- Born: 27 August 2008 (age 18)

Gymnastics career
- Discipline: Rhythmic gymnastics
- Country represented: Kazakhstan (2021-present)
- Club: Sports School of Olympic Reserve No.1
- Head coach: Meruyert Balginbayeva
- Medal record
Rhythmic gymnastics
Representing Kazakhstan
| Event | 1st | 2nd | 3rd |
| FIG World Cup | 0 | 0 | 2 |
| Total | 0 | 0 | 2 |
Asian Championships
| Gold medal – first place | 2025 Singapore | All-Around |
| Gold medal – first place | 2025 Singapore | 3 Balls & 2 Hoops |
| Silver medal – second place | 2025 Singapore | Team |
| Silver medal – second place | 2025 Singapore | 5 Ribbons |
| Silver medal – second place | 2026 Bishkek | Team |
| Silver medal – second place | 2026 Bishkek | 5 Balls |
| Silver medal – second place | 2026 Bishkek | 3 Hoops & 2 Clubs |
Junior Asian Championships
| Gold medal – first place | 2023 Manila | 5 Ropes |
| Gold medal – first place | 2023 Manila | 5 Balls |
| Silver medal – second place | 2023 Manila | Group All-Around |
| Silver medal – second place | 2023 Manila | Team |

= Jasmine Junusbayeva =

Kazakh rhythmic gymnast

Jasmine Junusbayeva (Kazakh: Жасмин Жүнісбаева; born 27 August 2008) is a Kazakh rhythmic gymnast.
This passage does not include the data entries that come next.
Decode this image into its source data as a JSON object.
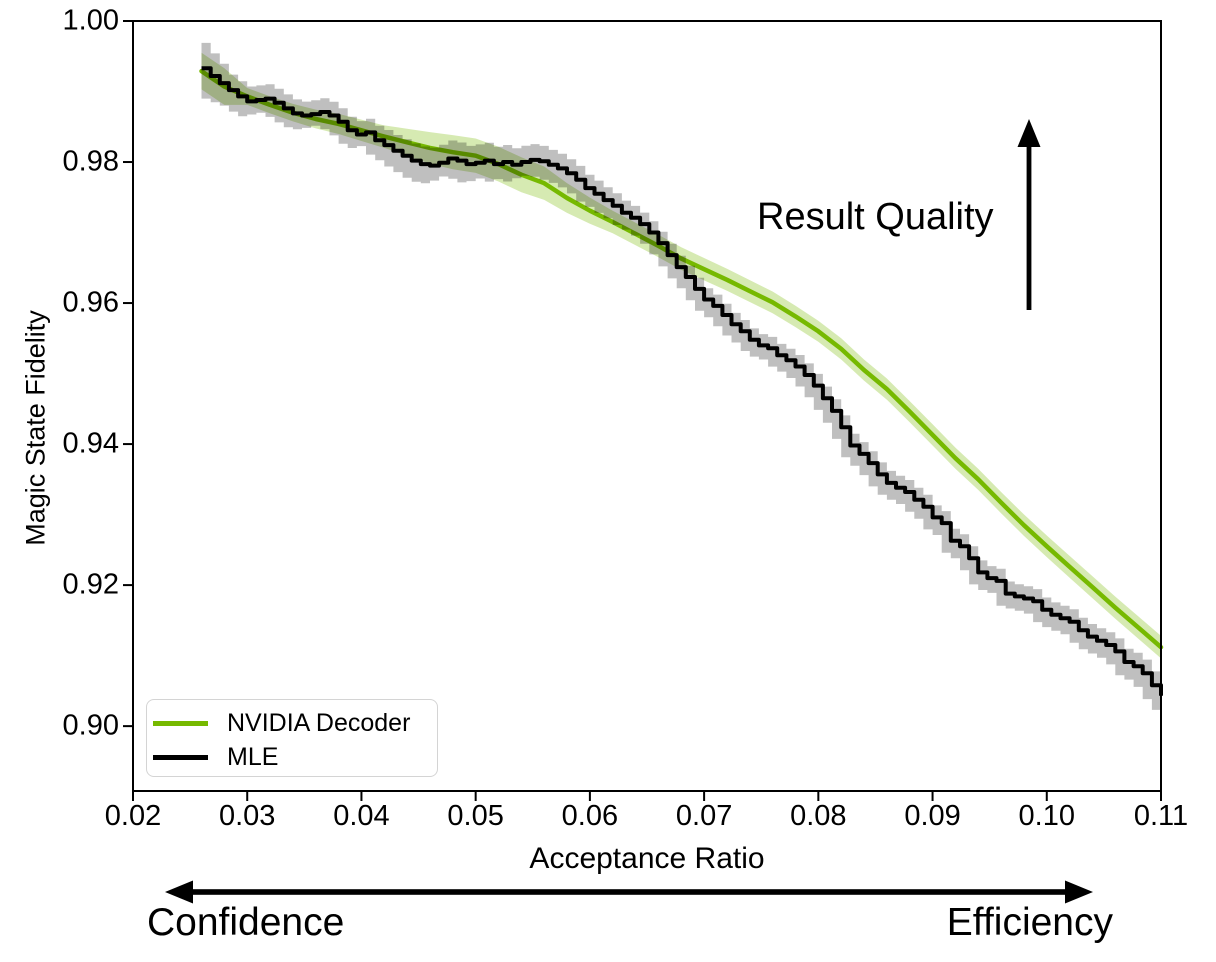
{
  "chart_data": {
    "type": "line",
    "title": "",
    "xlabel": "Acceptance Ratio",
    "ylabel": "Magic State Fidelity",
    "xlim": [
      0.02,
      0.11
    ],
    "ylim": [
      0.8908,
      1.0
    ],
    "xticks": [
      0.02,
      0.03,
      0.04,
      0.05,
      0.06,
      0.07,
      0.08,
      0.09,
      0.1,
      0.11
    ],
    "yticks": [
      0.9,
      0.92,
      0.94,
      0.96,
      0.98,
      1.0
    ],
    "grid": false,
    "legend_position": "lower left",
    "series": [
      {
        "name": "NVIDIA Decoder",
        "color": "#76b900",
        "band_color": "rgba(118,185,0,0.30)",
        "style": "smooth",
        "x0": 0.026,
        "dx": 0.002,
        "y": [
          0.9929,
          0.9907,
          0.9893,
          0.9881,
          0.987,
          0.9861,
          0.9854,
          0.9845,
          0.9836,
          0.9828,
          0.982,
          0.9814,
          0.9809,
          0.9797,
          0.9782,
          0.977,
          0.9749,
          0.9731,
          0.9715,
          0.9698,
          0.9681,
          0.9663,
          0.9648,
          0.9633,
          0.9617,
          0.9601,
          0.9581,
          0.956,
          0.9535,
          0.9505,
          0.9478,
          0.9446,
          0.9413,
          0.938,
          0.935,
          0.9317,
          0.9285,
          0.9255,
          0.9226,
          0.9197,
          0.9168,
          0.914,
          0.9112
        ],
        "band_knots": {
          "x": [
            0.026,
            0.0284,
            0.0287,
            0.033,
            0.042,
            0.047,
            0.055,
            0.062,
            0.068,
            0.08,
            0.095,
            0.11
          ],
          "hw": [
            0.0026,
            0.0026,
            0.0012,
            0.0012,
            0.0016,
            0.0024,
            0.0025,
            0.0016,
            0.0016,
            0.0015,
            0.0015,
            0.0016
          ]
        }
      },
      {
        "name": "MLE",
        "color": "#000000",
        "band_color": "rgba(0,0,0,0.25)",
        "style": "steps",
        "x0": 0.026,
        "dx": 0.0008,
        "y": [
          0.9933,
          0.9922,
          0.9912,
          0.9902,
          0.9893,
          0.9886,
          0.9888,
          0.989,
          0.9884,
          0.9876,
          0.9869,
          0.9866,
          0.9868,
          0.9871,
          0.9866,
          0.9857,
          0.9845,
          0.9839,
          0.9842,
          0.9831,
          0.9824,
          0.9816,
          0.9809,
          0.9802,
          0.9797,
          0.9795,
          0.9799,
          0.9805,
          0.9802,
          0.9797,
          0.9799,
          0.9802,
          0.9797,
          0.98,
          0.9796,
          0.98,
          0.9803,
          0.9801,
          0.9796,
          0.9791,
          0.9784,
          0.9775,
          0.9763,
          0.9755,
          0.9746,
          0.9738,
          0.9728,
          0.9721,
          0.9712,
          0.97,
          0.9685,
          0.9668,
          0.9651,
          0.9637,
          0.962,
          0.9605,
          0.9596,
          0.9583,
          0.957,
          0.956,
          0.9548,
          0.954,
          0.9536,
          0.9526,
          0.9519,
          0.951,
          0.9498,
          0.9483,
          0.9465,
          0.9447,
          0.9424,
          0.9398,
          0.9386,
          0.9373,
          0.9357,
          0.9345,
          0.9338,
          0.9332,
          0.9321,
          0.9311,
          0.9296,
          0.9288,
          0.9263,
          0.9255,
          0.9238,
          0.9218,
          0.921,
          0.9206,
          0.9188,
          0.9184,
          0.9181,
          0.9177,
          0.9165,
          0.9158,
          0.9153,
          0.9148,
          0.9136,
          0.9127,
          0.9121,
          0.9115,
          0.9106,
          0.9091,
          0.9085,
          0.9075,
          0.9058,
          0.9043
        ],
        "band_knots": {
          "x": [
            0.026,
            0.0272,
            0.0284,
            0.032,
            0.04,
            0.045,
            0.05,
            0.058,
            0.065,
            0.075,
            0.085,
            0.095,
            0.105,
            0.11
          ],
          "hw": [
            0.0036,
            0.003,
            0.0022,
            0.002,
            0.0019,
            0.0025,
            0.0026,
            0.002,
            0.0016,
            0.0016,
            0.0017,
            0.0017,
            0.0018,
            0.002
          ]
        }
      }
    ],
    "annotations": {
      "result_quality": "Result Quality",
      "confidence": "Confidence",
      "efficiency": "Efficiency"
    }
  }
}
She represents Kazakhstan in international competitions as part of the national group.

== Biography ==

=== Junior ===
Junusbayeva entered the Kazakh national team in 2021, being called up to join the junior group. In April she took part in the Sofia Cup.
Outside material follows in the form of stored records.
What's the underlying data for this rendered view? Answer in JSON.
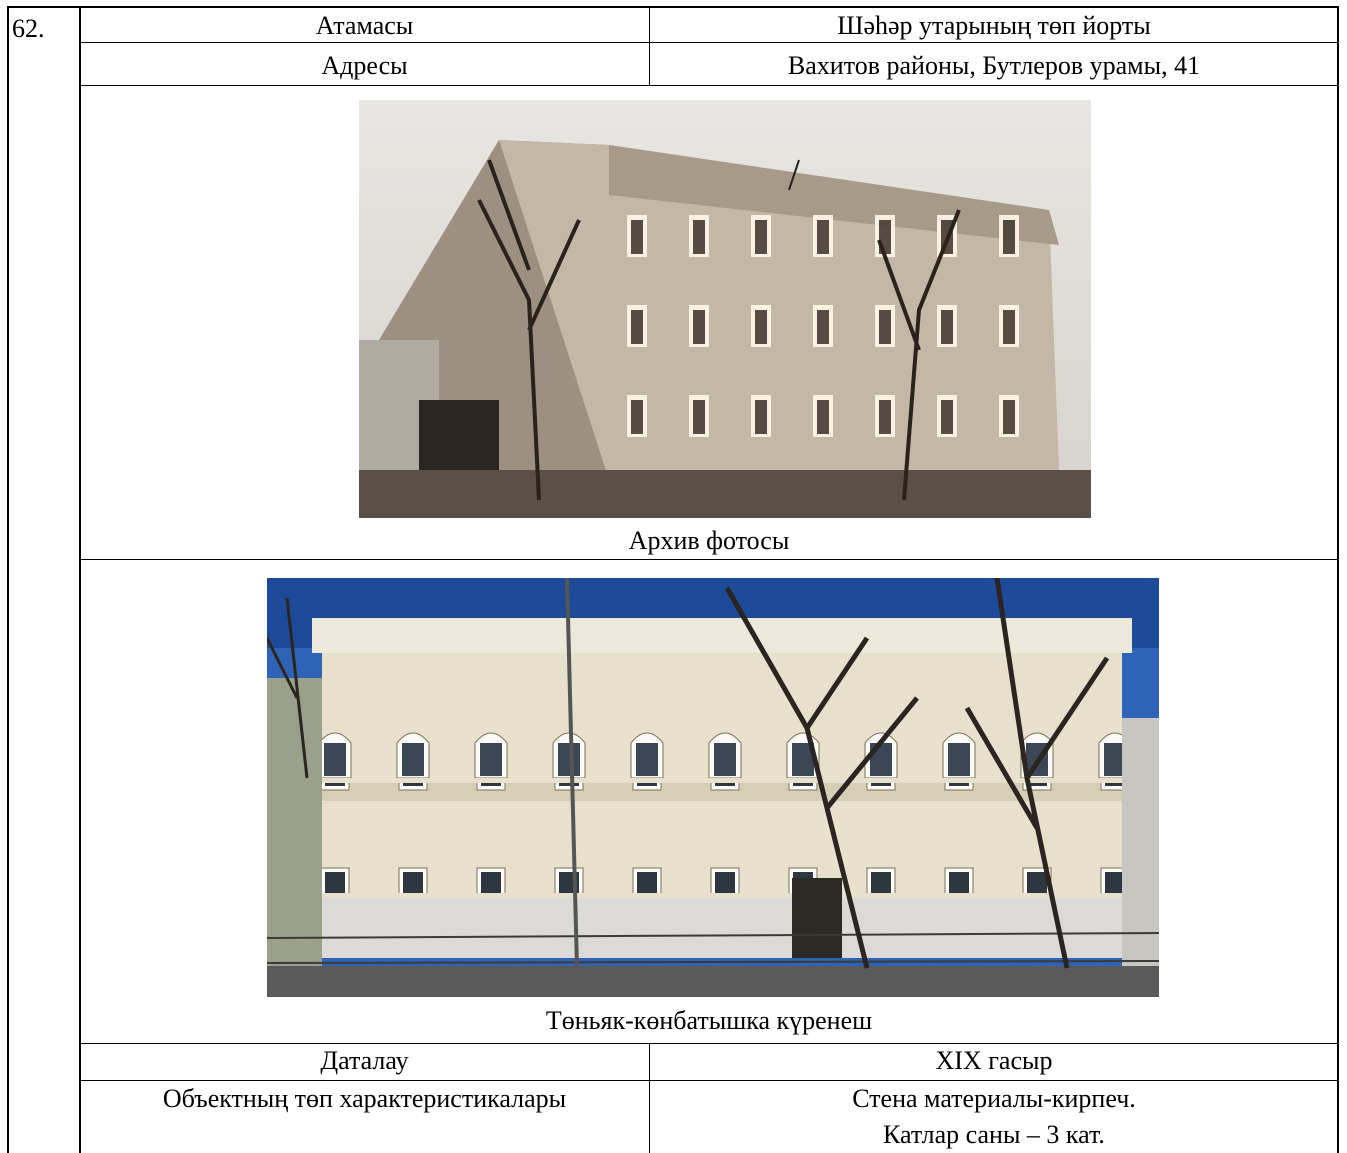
{
  "table": {
    "number": "62.",
    "rows": [
      [
        "Атамасы",
        "Шәһәр утарының төп йорты"
      ],
      [
        "Адресы",
        "Вахитов районы, Бутлеров урамы, 41"
      ]
    ],
    "photos": [
      {
        "caption": "Архив фотосы"
      },
      {
        "caption": "Төньяк-көнбатышка күренеш"
      }
    ],
    "dating": [
      "Даталау",
      "XIX гасыр"
    ],
    "characteristics": {
      "label": "Объектның төп характеристикалары",
      "lines": [
        "Стена материалы-кирпеч.",
        "Катлар саны – 3 кат."
      ]
    }
  }
}
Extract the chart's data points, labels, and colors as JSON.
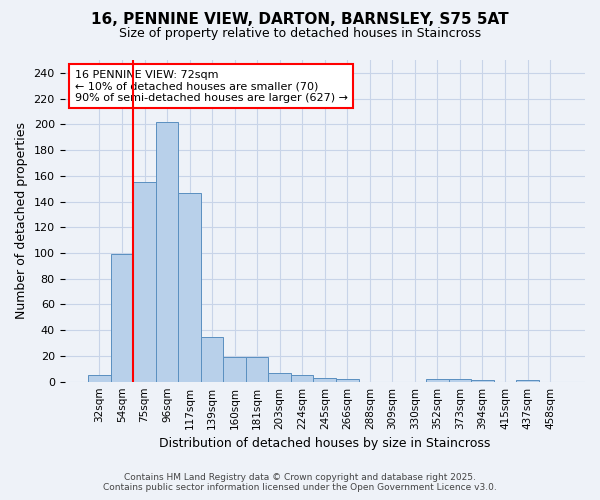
{
  "title1": "16, PENNINE VIEW, DARTON, BARNSLEY, S75 5AT",
  "title2": "Size of property relative to detached houses in Staincross",
  "xlabel": "Distribution of detached houses by size in Staincross",
  "ylabel": "Number of detached properties",
  "footnote1": "Contains HM Land Registry data © Crown copyright and database right 2025.",
  "footnote2": "Contains public sector information licensed under the Open Government Licence v3.0.",
  "bin_labels": [
    "32sqm",
    "54sqm",
    "75sqm",
    "96sqm",
    "117sqm",
    "139sqm",
    "160sqm",
    "181sqm",
    "203sqm",
    "224sqm",
    "245sqm",
    "266sqm",
    "288sqm",
    "309sqm",
    "330sqm",
    "352sqm",
    "373sqm",
    "394sqm",
    "415sqm",
    "437sqm",
    "458sqm"
  ],
  "bar_heights": [
    5,
    99,
    155,
    202,
    147,
    35,
    19,
    19,
    7,
    5,
    3,
    2,
    0,
    0,
    0,
    2,
    2,
    1,
    0,
    1,
    0
  ],
  "bar_color": "#b8d0ea",
  "bar_edge_color": "#5a8fc0",
  "grid_color": "#c8d4e8",
  "background_color": "#eef2f8",
  "red_line_x": 1.5,
  "annotation_text": "16 PENNINE VIEW: 72sqm\n← 10% of detached houses are smaller (70)\n90% of semi-detached houses are larger (627) →",
  "annotation_box_color": "white",
  "annotation_box_edge": "red",
  "ylim": [
    0,
    250
  ],
  "yticks": [
    0,
    20,
    40,
    60,
    80,
    100,
    120,
    140,
    160,
    180,
    200,
    220,
    240
  ]
}
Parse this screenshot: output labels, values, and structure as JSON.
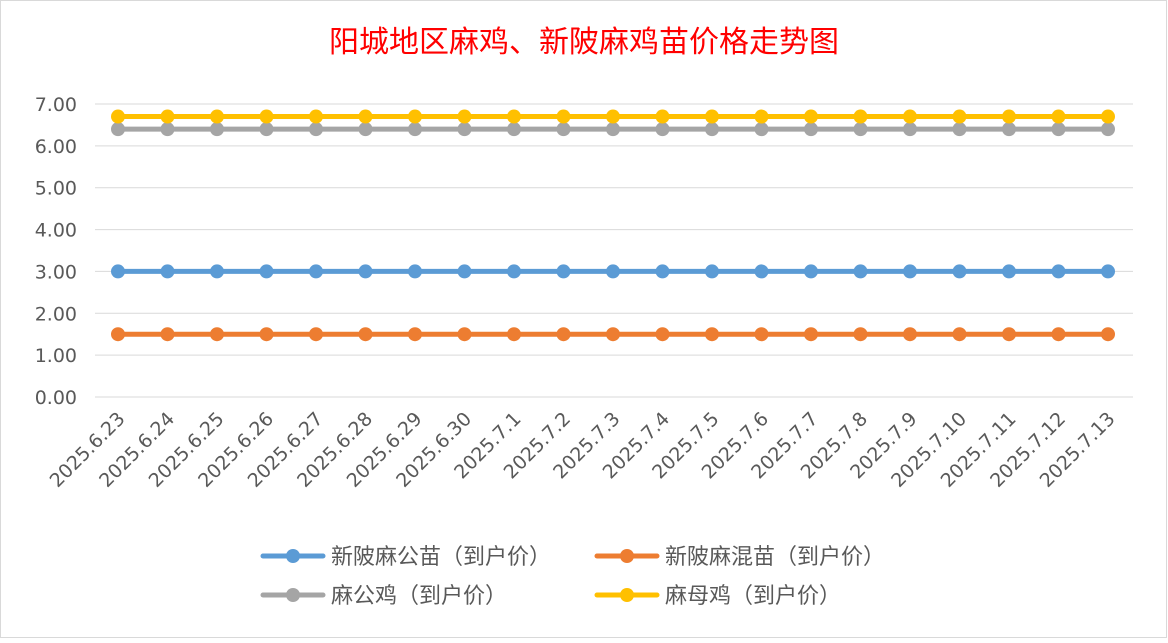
{
  "chart_data": {
    "type": "line",
    "title": "阳城地区麻鸡、新陂麻鸡苗价格走势图",
    "title_color": "#ff0000",
    "xlabel": "",
    "ylabel": "",
    "ylim": [
      0,
      7
    ],
    "y_ticks": [
      "0.00",
      "1.00",
      "2.00",
      "3.00",
      "4.00",
      "5.00",
      "6.00",
      "7.00"
    ],
    "grid": true,
    "legend_position": "bottom",
    "categories": [
      "2025.6.23",
      "2025.6.24",
      "2025.6.25",
      "2025.6.26",
      "2025.6.27",
      "2025.6.28",
      "2025.6.29",
      "2025.6.30",
      "2025.7.1",
      "2025.7.2",
      "2025.7.3",
      "2025.7.4",
      "2025.7.5",
      "2025.7.6",
      "2025.7.7",
      "2025.7.8",
      "2025.7.9",
      "2025.7.10",
      "2025.7.11",
      "2025.7.12",
      "2025.7.13"
    ],
    "series": [
      {
        "name": "新陂麻公苗（到户价）",
        "color": "#5b9bd5",
        "values": [
          3,
          3,
          3,
          3,
          3,
          3,
          3,
          3,
          3,
          3,
          3,
          3,
          3,
          3,
          3,
          3,
          3,
          3,
          3,
          3,
          3
        ]
      },
      {
        "name": "新陂麻混苗（到户价）",
        "color": "#ed7d31",
        "values": [
          1.5,
          1.5,
          1.5,
          1.5,
          1.5,
          1.5,
          1.5,
          1.5,
          1.5,
          1.5,
          1.5,
          1.5,
          1.5,
          1.5,
          1.5,
          1.5,
          1.5,
          1.5,
          1.5,
          1.5,
          1.5
        ]
      },
      {
        "name": "麻公鸡（到户价）",
        "color": "#a5a5a5",
        "values": [
          6.4,
          6.4,
          6.4,
          6.4,
          6.4,
          6.4,
          6.4,
          6.4,
          6.4,
          6.4,
          6.4,
          6.4,
          6.4,
          6.4,
          6.4,
          6.4,
          6.4,
          6.4,
          6.4,
          6.4,
          6.4
        ]
      },
      {
        "name": "麻母鸡（到户价）",
        "color": "#ffc000",
        "values": [
          6.7,
          6.7,
          6.7,
          6.7,
          6.7,
          6.7,
          6.7,
          6.7,
          6.7,
          6.7,
          6.7,
          6.7,
          6.7,
          6.7,
          6.7,
          6.7,
          6.7,
          6.7,
          6.7,
          6.7,
          6.7
        ]
      }
    ]
  }
}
At the 2023 Asian Championships she won gold in the two event finals as well as silver in teams and in the All-Around. She then competed at the 2nd Junior World Championships in Cluj-Napoca along Kristina Chepulskaya, Aida Khakimzhanova, Madina Myrzabay and Aizere Nurmagambetova. There they were 9th in the All-Around, 10th with 5 ropes, 11th with 5 balls and 9th in teams.

=== Senior ===
After becoming age eligible for senior competitions in 2024 she was called up to form the new Kazakh senior group in 2025. She made her debut in March at the Aphrodite Cup in Athens, winning the All-Around. In April the group took part in the World Cup in Baku, finishing 8th overall, 11th with 3 balls & 2 hoops and winning bronze with 5 ribbons. A week later, in Tashkent, they won again bronze with 5 ribbons while taking 5th place in the All-Around and 5th in the mixed final. In May it was announced that she had been called up to compete at the Asian Championships. In Singapore the group won gold in the All-Around and with 3 balls & 2 hoops, silver in teams and with 5 ribbons. At the end of the month she and her group mates won nationals among groups. In July she participated in the World Cup in Cluj-Napoca, being 13th overall, 14th with 5 ribbons and 11th with 3 balls & 2 hoops. In August, she competed at the 2025 World Championships in Rio de Janeiro, alongside Kristina Chepulskaya, Aizere Kenges, Aida Khakimzhanova, Madina Myrzabay and Aizere Nurmagambetova. They were 17th in All-Around, 18th with 5 ribbons and 14th with 3 balls & 2 hoops.